Sync data to a remote (S3, GCS, …)

dccd can mirror your local Parquet store to off-box storage so a server loss doesn’t lose data — and, optionally, drop old local files once they’re safely copied, pulling them back on demand. The whole chain is built on rclone.

Provision a remote

Install rclone and create a remote interactively:

rclone config            # follow the prompts; name it e.g. "s3"
rclone listremotes       # -> s3:

This writes ~/.config/rclone/rclone.conf. In a container, mount or inject that file (it holds credentials — keep it out of the image):

docker run -v $HOME/.config/rclone:/root/.config/rclone:ro ... dccd start

Configure sync

storage:
  remotes:
    - {provider: rclone, remote: "s3:my-bucket/crypto"}
  sync_interval: 3600        # seconds between sync cycles
  min_free_gb: 0             # >0 enables the free-space purge (see below)

With at least one remote configured, dccd start runs a periodic loop that mirrors the store every sync_interval seconds (one-way rclone sync — remote becomes a mirror of local).

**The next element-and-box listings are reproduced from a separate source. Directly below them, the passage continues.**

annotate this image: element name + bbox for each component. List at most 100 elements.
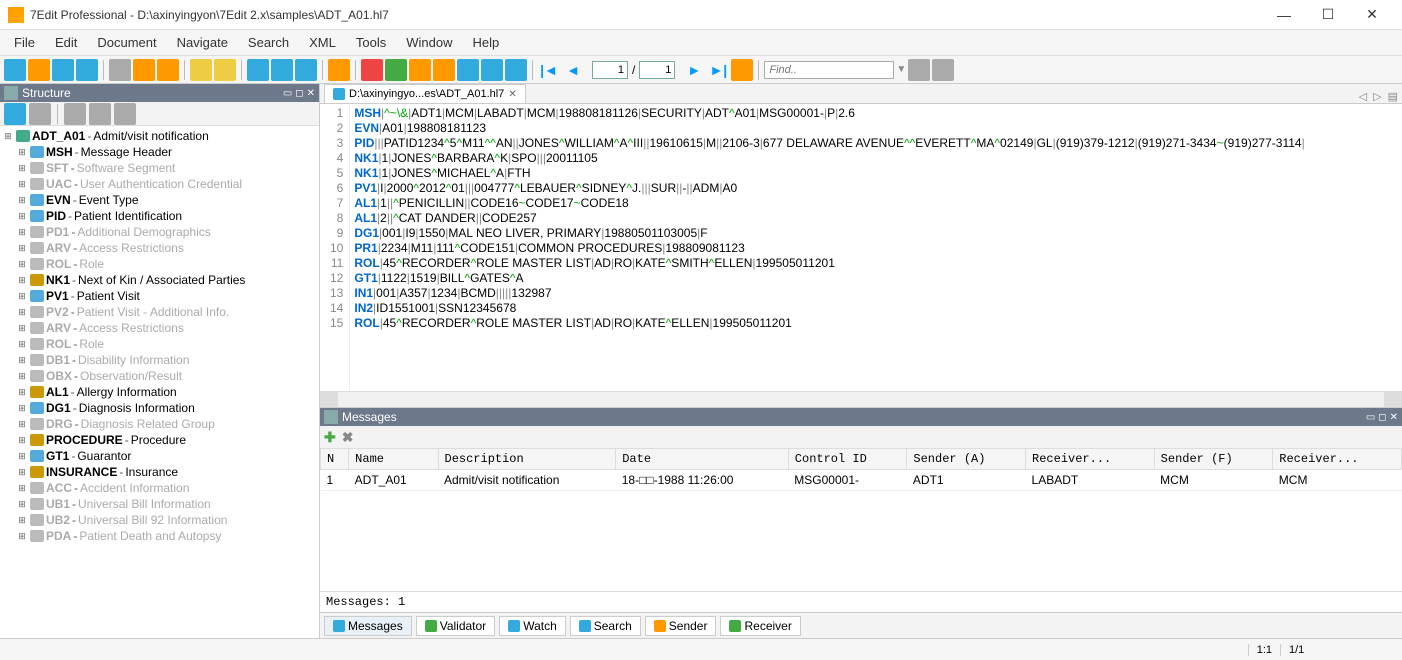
expand-icon[interactable]: ⊞ bbox=[16, 307, 28, 318]
tree-node-rol[interactable]: ⊞ROL - Role bbox=[2, 336, 317, 352]
tree-node-drg[interactable]: ⊞DRG - Diagnosis Related Group bbox=[2, 416, 317, 432]
box-icon[interactable] bbox=[409, 59, 431, 81]
tree-node-ub2[interactable]: ⊞UB2 - Universal Bill 92 Information bbox=[2, 512, 317, 528]
expand-icon[interactable]: ⊞ bbox=[16, 163, 28, 174]
cut-icon[interactable] bbox=[109, 59, 131, 81]
redo-icon[interactable] bbox=[214, 59, 236, 81]
menu-tools[interactable]: Tools bbox=[346, 31, 396, 54]
code-line[interactable]: PR1|2234|M11|111^CODE151|COMMON PROCEDUR… bbox=[354, 241, 1304, 256]
tree-node-al1[interactable]: ⊞AL1 - Allergy Information bbox=[2, 384, 317, 400]
expand-icon[interactable]: ⊞ bbox=[16, 227, 28, 238]
code-line[interactable]: DG1|001|I9|1550|MAL NEO LIVER, PRIMARY|1… bbox=[354, 226, 1304, 241]
minimize-button[interactable]: — bbox=[1262, 1, 1306, 29]
code-line[interactable]: PID|||PATID1234^5^M11^^AN||JONES^WILLIAM… bbox=[354, 136, 1304, 151]
down-icon[interactable] bbox=[385, 59, 407, 81]
expand-icon[interactable]: ⊞ bbox=[16, 323, 28, 334]
menu-file[interactable]: File bbox=[4, 31, 45, 54]
scroll-right-icon[interactable] bbox=[1384, 392, 1402, 407]
file-tab[interactable]: D:\axinyingyo...es\ADT_A01.hl7 ✕ bbox=[324, 84, 526, 103]
tab-prev-icon[interactable]: ◁ bbox=[1359, 90, 1367, 103]
tree-node-dg1[interactable]: ⊞DG1 - Diagnosis Information bbox=[2, 400, 317, 416]
code-line[interactable]: GT1|1122|1519|BILL^GATES^A bbox=[354, 271, 1304, 286]
up-icon[interactable] bbox=[64, 103, 86, 125]
tree-node-insurance[interactable]: ⊞INSURANCE - Insurance bbox=[2, 464, 317, 480]
code-line[interactable]: NK1|1|JONES^MICHAEL^A|FTH bbox=[354, 166, 1304, 181]
code-line[interactable]: IN1|001|A357|1234|BCMD|||||132987 bbox=[354, 286, 1304, 301]
expand-icon[interactable]: ⊞ bbox=[16, 451, 28, 462]
tab-list-icon[interactable]: ▤ bbox=[1388, 90, 1398, 103]
expand-icon[interactable]: ⊞ bbox=[16, 371, 28, 382]
code-line[interactable]: MSH|^~\&|ADT1|MCM|LABADT|MCM|19880818112… bbox=[354, 106, 1304, 121]
tree-node-db1[interactable]: ⊞DB1 - Disability Information bbox=[2, 352, 317, 368]
code-editor[interactable]: 123456789101112131415 MSH|^~\&|ADT1|MCM|… bbox=[320, 104, 1402, 391]
doc-icon[interactable] bbox=[295, 59, 317, 81]
new-file-icon[interactable] bbox=[4, 59, 26, 81]
code-line[interactable]: EVN|A01|198808181123 bbox=[354, 121, 1304, 136]
expand-icon[interactable]: ⊞ bbox=[16, 483, 28, 494]
code-line[interactable]: ROL|45^RECORDER^ROLE MASTER LIST|AD|RO|K… bbox=[354, 316, 1304, 331]
messages-column-header[interactable]: Control ID bbox=[788, 449, 907, 470]
maximize-button[interactable]: ☐ bbox=[1306, 1, 1350, 29]
expand-icon[interactable]: ⊞ bbox=[16, 211, 28, 222]
tree-node-pid[interactable]: ⊞PID - Patient Identification bbox=[2, 208, 317, 224]
tree-node-obx[interactable]: ⊞OBX - Observation/Result bbox=[2, 368, 317, 384]
panel-restore-icon[interactable]: ◻ bbox=[1378, 412, 1386, 423]
search-icon[interactable] bbox=[908, 59, 930, 81]
menu-xml[interactable]: XML bbox=[299, 31, 346, 54]
code-line[interactable]: PV1|I|2000^2012^01|||004777^LEBAUER^SIDN… bbox=[354, 181, 1304, 196]
tree-node-uac[interactable]: ⊞UAC - User Authentication Credential bbox=[2, 176, 317, 192]
menu-help[interactable]: Help bbox=[462, 31, 509, 54]
code-content[interactable]: MSH|^~\&|ADT1|MCM|LABADT|MCM|19880818112… bbox=[350, 104, 1308, 391]
expand-icon[interactable]: ⊞ bbox=[16, 195, 28, 206]
find-input[interactable] bbox=[764, 61, 894, 79]
messages-column-header[interactable]: Description bbox=[438, 449, 616, 470]
tree-node-gt1[interactable]: ⊞GT1 - Guarantor bbox=[2, 448, 317, 464]
page-current-input[interactable] bbox=[592, 61, 628, 79]
close-tab-icon[interactable]: ✕ bbox=[508, 89, 516, 100]
collapse-icon[interactable] bbox=[29, 103, 51, 125]
tree-node-arv[interactable]: ⊞ARV - Access Restrictions bbox=[2, 240, 317, 256]
delete-message-icon[interactable]: ✖ bbox=[342, 429, 354, 446]
expand-icon[interactable] bbox=[4, 103, 26, 125]
page-total-input[interactable] bbox=[639, 61, 675, 79]
code-line[interactable]: AL1|2||^CAT DANDER||CODE257 bbox=[354, 211, 1304, 226]
messages-column-header[interactable]: Sender (A) bbox=[907, 449, 1026, 470]
menu-edit[interactable]: Edit bbox=[45, 31, 87, 54]
tree-node-ub1[interactable]: ⊞UB1 - Universal Bill Information bbox=[2, 496, 317, 512]
next-page-icon[interactable]: ► bbox=[683, 59, 705, 81]
expand-icon[interactable]: ⊞ bbox=[16, 467, 28, 478]
menu-navigate[interactable]: Navigate bbox=[167, 31, 238, 54]
expand-icon[interactable]: ⊞ bbox=[16, 419, 28, 430]
tree-icon[interactable] bbox=[247, 59, 269, 81]
expand-icon[interactable]: ⊞ bbox=[16, 179, 28, 190]
scroll-left-icon[interactable] bbox=[320, 392, 338, 407]
messages-column-header[interactable]: N bbox=[321, 449, 349, 470]
expand-icon[interactable]: ⊞ bbox=[16, 355, 28, 366]
tree-node-sft[interactable]: ⊞SFT - Software Segment bbox=[2, 160, 317, 176]
messages-column-header[interactable]: Receiver... bbox=[1273, 449, 1402, 470]
tree-node-pd1[interactable]: ⊞PD1 - Additional Demographics bbox=[2, 224, 317, 240]
menu-document[interactable]: Document bbox=[87, 31, 166, 54]
expand-icon[interactable]: ⊞ bbox=[2, 131, 14, 142]
expand-icon[interactable]: ⊞ bbox=[16, 515, 28, 526]
tree-node-nk1[interactable]: ⊞NK1 - Next of Kin / Associated Parties bbox=[2, 272, 317, 288]
bookmark-icon[interactable] bbox=[731, 59, 753, 81]
bottom-tab-watch[interactable]: Watch bbox=[499, 616, 566, 636]
menu-window[interactable]: Window bbox=[396, 31, 462, 54]
tree-node-adt_a01[interactable]: ⊞ADT_A01 - Admit/visit notification bbox=[2, 128, 317, 144]
messages-column-header[interactable]: Name bbox=[349, 449, 438, 470]
paste-icon[interactable] bbox=[157, 59, 179, 81]
messages-column-header[interactable]: Sender (F) bbox=[1154, 449, 1273, 470]
expand-icon[interactable]: ⊞ bbox=[16, 291, 28, 302]
sort-icon[interactable] bbox=[114, 103, 136, 125]
doc4-icon[interactable] bbox=[505, 59, 527, 81]
tree-node-rol[interactable]: ⊞ROL - Role bbox=[2, 256, 317, 272]
structure-tree[interactable]: ⊞ADT_A01 - Admit/visit notification⊞MSH … bbox=[0, 126, 319, 638]
expand-icon[interactable]: ⊞ bbox=[16, 259, 28, 270]
add-message-icon[interactable]: ✚ bbox=[324, 429, 336, 446]
prev-page-icon[interactable]: ◄ bbox=[562, 59, 584, 81]
panel-close-icon[interactable]: ✕ bbox=[307, 88, 315, 99]
close-button[interactable]: ✕ bbox=[1350, 1, 1394, 29]
copy-icon[interactable] bbox=[133, 59, 155, 81]
expand-icon[interactable]: ⊞ bbox=[16, 531, 28, 542]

Each cycle is recorded as a sync run, so the Storage page shows the last/next sync, status and synced volume, with a Sync now button (POST /api/storage/sync). On failure the loop backs off exponentially.

Free up disk: purge + restore

Set min_free_gb above 0 to let the daemon reclaim space. After each successful sync (so the data is already off-box), if free space on the store’s filesystem is below the floor, dccd deletes the oldest Parquet files until it is back above it. The .dccd directory (run history + coverage manifest) is never touched.

Two mechanisms make this safe:

  • Backfill still resumes correctly. A coverage manifest under .dccd records each dataset’s extent, so start="last" resumes from where collection left off even when the local files are gone — no accidental re-download.

  • Reads pull data back. Reading a dataset whose local files were purged triggers a read-through restore (rclone copy of that dataset directory back into the store) before loading — transparent to Client.read and POST /api/read.

Restore and integrity

rclone sync is a one-way mirror (local → remote); the remote is a faithful copy, deduplicated by dccd before upload. To rehydrate a fresh machine, pull the whole tree back:

rclone copy s3:my-bucket/crypto /path/to/data/crypto

To spot-check integrity, compare counts/sizes between local and remote:

rclone check /path/to/data/crypto s3:my-bucket/crypto

Because the coverage manifest lives under .dccd (also synced), a restored instance keeps its resume cursors and continues collecting without gaps.